Batch of musty cassettes to give away -2018
Sound and installation based on found footage
In December 2016, Bretagne, a retired woman donated a batch of musty VHS cassettes.
« And I have audio cassettes too, will you take them? »
Lost in this batch of audio cassettes: an answering machine tape, recordings of interviews or with family. We retrace his life as a journalist: interviews with musicians, his life in Paris and later with the choir and singing lessons. His family life too, his three children, including Jacques and Christine, his husband and not forgetting his friend Marie Christine.
A project presented at LE KABINET , Brussels during the exhibition for an Anthropology of Sound in 2018.

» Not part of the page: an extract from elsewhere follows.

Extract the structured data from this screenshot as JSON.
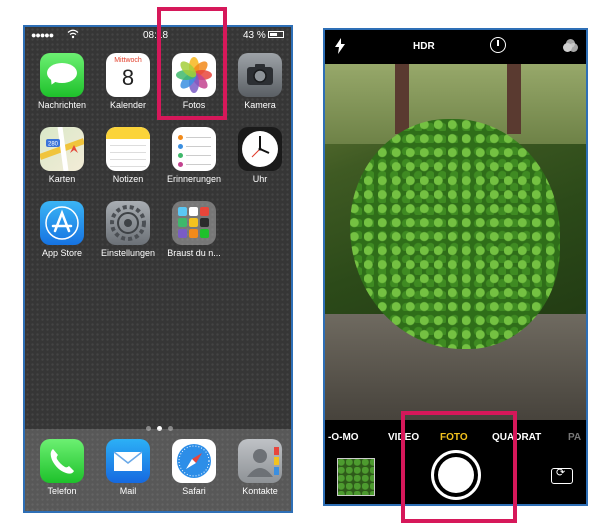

I have always been surprised to find VHS family films for sale at flea markets. What surprises me is that they are supposedly being sold by mistake.¨These tapes are mixed in with Disney VHS and a Best of TV. This indifference could be explained by the plurality of uses. Compact cassette and VHS media were very popular for many uses: commercial, private copying, and source recording (directly from a VHS camera, or an audio cassette). With the obsolescence of audio-video formats came indifference and disinterest in these media.
Stored then forgotten, their multiple uses make archiving difficult, and the precious copy is lost between other cassettes. This is exacerbated by the loss of playback equipment, which is either not replaced when defective, or replaced by another machine.
This project is a continuation of my research into in- time, espionage and listening.
The original meaning of Ecoute in Old French refers to the situation of listening in the doorway. Unearthing these private archives is a reflection of our fingerprints and the intimate traces we leave behind, whether on the Internet or on our hard drives.